Nächst Jòse, ihrem Ehemann, der sich entschlossen auf den nicht ungefährlichen Weg gemacht hatte, war Chico, der farbige Riese, ihr Retter. Das möchte sie in dieser Runde gerne noch einmal laut sagen. Er war es der die Idee ihrer gewaltsamen Befreiung verwirklichte: „Das Haus meines Araberherren musste brennen! Eine Alternative dazu gab es nicht.“ Das sähe sie jetzt, nachträglich deutlich, obwohl sie über das Geschehen immer noch nicht glücklich sein konnte: „Denn meine muslimische Familie behandelte mich gut.“
Sie ließ die Frage im Raum stehen, ob ihr Jòse dasselbe aus eigenem Antrieb gewagt hätte?
Jimena schaute ihn an.
Dr. Carranza gab zu, dass er nichts ausgerichtet hätte: „Ehrlich gesagt, auf den Gedanken ein Haus in Brand zu setzen, wäre ich nicht gekommen. Ich hätte mich aus Verzweiflung betrunken und dann wäre ich wahrscheinlich ausgerastet und hätte unverzeihliche Fehler begangen.“
Man hätte meinen sollen, dem dunkelhäutigen Mann würde das viele Lob zu Kopf steigen. Das war nicht der Fall. Dr. Carranza wusste auch warum Chico bescheiden blieb.

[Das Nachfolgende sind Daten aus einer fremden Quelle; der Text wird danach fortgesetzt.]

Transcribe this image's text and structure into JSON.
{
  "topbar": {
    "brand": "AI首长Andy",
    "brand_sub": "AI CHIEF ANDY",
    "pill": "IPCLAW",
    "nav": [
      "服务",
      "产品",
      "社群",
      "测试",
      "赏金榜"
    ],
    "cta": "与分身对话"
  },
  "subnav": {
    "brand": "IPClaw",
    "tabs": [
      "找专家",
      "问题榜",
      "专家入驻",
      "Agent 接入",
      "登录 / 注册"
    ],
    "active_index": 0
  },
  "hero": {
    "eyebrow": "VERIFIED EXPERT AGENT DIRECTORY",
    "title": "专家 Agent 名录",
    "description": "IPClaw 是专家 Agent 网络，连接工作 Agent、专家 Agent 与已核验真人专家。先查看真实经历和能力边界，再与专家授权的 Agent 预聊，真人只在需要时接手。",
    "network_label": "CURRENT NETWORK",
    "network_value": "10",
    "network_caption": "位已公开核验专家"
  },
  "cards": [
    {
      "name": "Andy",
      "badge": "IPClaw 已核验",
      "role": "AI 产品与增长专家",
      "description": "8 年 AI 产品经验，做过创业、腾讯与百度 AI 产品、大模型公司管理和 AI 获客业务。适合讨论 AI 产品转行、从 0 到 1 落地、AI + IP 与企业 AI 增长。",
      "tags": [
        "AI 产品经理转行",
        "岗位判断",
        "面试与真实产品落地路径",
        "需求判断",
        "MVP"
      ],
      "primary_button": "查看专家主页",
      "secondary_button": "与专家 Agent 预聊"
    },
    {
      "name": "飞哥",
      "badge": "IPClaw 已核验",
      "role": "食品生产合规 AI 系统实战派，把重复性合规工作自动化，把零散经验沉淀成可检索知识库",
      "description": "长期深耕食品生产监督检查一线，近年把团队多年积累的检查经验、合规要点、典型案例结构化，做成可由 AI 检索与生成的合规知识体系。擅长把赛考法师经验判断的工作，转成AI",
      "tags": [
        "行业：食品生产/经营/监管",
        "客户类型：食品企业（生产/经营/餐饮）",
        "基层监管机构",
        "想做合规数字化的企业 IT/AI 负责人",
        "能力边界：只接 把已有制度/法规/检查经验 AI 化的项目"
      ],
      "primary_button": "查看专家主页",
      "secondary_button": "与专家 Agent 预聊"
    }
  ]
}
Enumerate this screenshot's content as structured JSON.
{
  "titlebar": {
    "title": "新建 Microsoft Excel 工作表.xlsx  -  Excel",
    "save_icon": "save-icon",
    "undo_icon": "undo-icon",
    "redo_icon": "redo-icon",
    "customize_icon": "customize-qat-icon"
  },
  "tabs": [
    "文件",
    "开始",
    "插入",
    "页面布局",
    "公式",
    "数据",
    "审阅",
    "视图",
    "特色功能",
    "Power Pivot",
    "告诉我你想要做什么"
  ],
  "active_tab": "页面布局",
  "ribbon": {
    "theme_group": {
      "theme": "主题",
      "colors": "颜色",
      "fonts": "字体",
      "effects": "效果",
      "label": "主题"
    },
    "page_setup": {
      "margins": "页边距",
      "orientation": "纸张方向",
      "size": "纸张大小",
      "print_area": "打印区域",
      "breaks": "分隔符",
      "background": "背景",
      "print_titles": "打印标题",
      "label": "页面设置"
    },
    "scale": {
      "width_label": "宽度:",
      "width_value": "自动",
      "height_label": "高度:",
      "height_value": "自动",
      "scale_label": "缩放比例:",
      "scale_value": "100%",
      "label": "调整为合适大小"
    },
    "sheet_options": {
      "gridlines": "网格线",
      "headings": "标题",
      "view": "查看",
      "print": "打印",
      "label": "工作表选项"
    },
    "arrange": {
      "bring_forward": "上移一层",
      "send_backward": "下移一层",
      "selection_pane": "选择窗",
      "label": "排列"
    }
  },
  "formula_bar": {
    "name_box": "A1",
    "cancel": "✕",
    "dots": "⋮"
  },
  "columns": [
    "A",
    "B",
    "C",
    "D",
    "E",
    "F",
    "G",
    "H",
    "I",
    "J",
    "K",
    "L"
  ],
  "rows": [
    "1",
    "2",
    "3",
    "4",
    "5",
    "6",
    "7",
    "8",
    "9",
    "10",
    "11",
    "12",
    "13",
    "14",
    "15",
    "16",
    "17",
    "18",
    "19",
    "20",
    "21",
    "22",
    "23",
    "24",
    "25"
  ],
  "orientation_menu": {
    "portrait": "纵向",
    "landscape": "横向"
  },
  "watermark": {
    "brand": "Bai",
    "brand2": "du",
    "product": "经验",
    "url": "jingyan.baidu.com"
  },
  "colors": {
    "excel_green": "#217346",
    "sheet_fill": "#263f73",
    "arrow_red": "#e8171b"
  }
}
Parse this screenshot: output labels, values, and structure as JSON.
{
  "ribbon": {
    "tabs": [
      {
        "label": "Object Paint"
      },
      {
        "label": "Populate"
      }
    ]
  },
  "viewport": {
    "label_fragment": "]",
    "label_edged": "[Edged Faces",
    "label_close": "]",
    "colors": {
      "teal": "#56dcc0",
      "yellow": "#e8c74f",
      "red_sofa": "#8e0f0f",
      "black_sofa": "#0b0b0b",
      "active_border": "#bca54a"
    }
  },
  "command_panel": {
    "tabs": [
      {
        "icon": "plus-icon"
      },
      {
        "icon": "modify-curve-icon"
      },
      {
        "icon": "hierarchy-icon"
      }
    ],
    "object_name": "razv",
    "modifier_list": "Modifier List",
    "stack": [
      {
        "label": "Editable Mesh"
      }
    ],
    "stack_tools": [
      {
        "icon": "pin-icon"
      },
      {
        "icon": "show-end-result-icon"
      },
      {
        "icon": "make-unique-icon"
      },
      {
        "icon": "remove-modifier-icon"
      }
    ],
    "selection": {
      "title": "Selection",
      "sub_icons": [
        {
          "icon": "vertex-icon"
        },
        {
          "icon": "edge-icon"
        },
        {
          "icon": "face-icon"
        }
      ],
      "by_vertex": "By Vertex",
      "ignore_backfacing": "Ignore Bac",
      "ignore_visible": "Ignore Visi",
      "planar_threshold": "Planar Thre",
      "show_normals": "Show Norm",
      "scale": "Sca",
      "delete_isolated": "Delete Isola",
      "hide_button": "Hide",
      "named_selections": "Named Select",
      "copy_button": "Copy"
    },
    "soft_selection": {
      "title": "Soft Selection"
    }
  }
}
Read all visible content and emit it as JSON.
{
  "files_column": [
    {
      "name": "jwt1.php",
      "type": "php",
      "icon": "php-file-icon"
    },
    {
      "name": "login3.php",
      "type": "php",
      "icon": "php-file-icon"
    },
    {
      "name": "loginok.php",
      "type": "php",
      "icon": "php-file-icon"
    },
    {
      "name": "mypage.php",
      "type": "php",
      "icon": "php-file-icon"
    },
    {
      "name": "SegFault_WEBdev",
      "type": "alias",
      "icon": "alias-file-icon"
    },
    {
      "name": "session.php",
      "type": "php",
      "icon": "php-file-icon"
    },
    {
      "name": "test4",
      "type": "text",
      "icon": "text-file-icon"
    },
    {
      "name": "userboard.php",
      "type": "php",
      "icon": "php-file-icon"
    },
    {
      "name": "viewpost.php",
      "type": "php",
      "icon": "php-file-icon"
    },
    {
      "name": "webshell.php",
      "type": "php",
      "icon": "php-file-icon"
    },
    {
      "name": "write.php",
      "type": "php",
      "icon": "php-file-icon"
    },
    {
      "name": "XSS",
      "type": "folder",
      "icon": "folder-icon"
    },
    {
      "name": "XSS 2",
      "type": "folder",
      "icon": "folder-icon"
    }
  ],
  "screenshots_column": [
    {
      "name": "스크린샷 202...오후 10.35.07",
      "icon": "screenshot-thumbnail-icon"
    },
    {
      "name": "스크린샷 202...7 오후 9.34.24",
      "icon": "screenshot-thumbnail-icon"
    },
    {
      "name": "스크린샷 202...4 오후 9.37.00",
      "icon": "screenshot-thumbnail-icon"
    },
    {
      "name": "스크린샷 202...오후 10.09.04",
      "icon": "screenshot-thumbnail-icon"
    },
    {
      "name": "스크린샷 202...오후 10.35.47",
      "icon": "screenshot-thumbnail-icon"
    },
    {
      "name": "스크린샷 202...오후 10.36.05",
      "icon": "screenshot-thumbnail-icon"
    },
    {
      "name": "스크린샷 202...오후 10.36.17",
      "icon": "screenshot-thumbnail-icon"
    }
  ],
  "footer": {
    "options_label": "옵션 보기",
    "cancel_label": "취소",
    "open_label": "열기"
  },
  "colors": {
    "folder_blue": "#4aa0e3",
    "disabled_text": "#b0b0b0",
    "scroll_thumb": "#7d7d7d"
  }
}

Er hatte seine Frau durch einen Akt des Leichtsinns, im Rausch seiner vermeintlichen Stärke an einen Sklavenjäger verloren...
Der Doktor lobte aber auch die anderen Helfer namentlich.
Er forderte sie auf sich zu erheben, wenn er erwähnte welchen Anteil sie jeweils an Jimenas Rettung hatten. Er erklärte, wie riskant es für den im brennenden Haus lebenden Berber Aben gewesen sei, ihr kleines Gefängnis aufzubrechen. Alis Schlauheit erwähnte er, des Fischers Jemen Entschlossenheit sein Schicksal aufs Spiel zu setzen. Alles hätte auch ganz anders ausgehen können.
Da standen die vier und waren für ein paar Minuten selig, Anerkennung zu finden. Köstliche Momente für alle, auch weil die Güte der Katharer das zuließ.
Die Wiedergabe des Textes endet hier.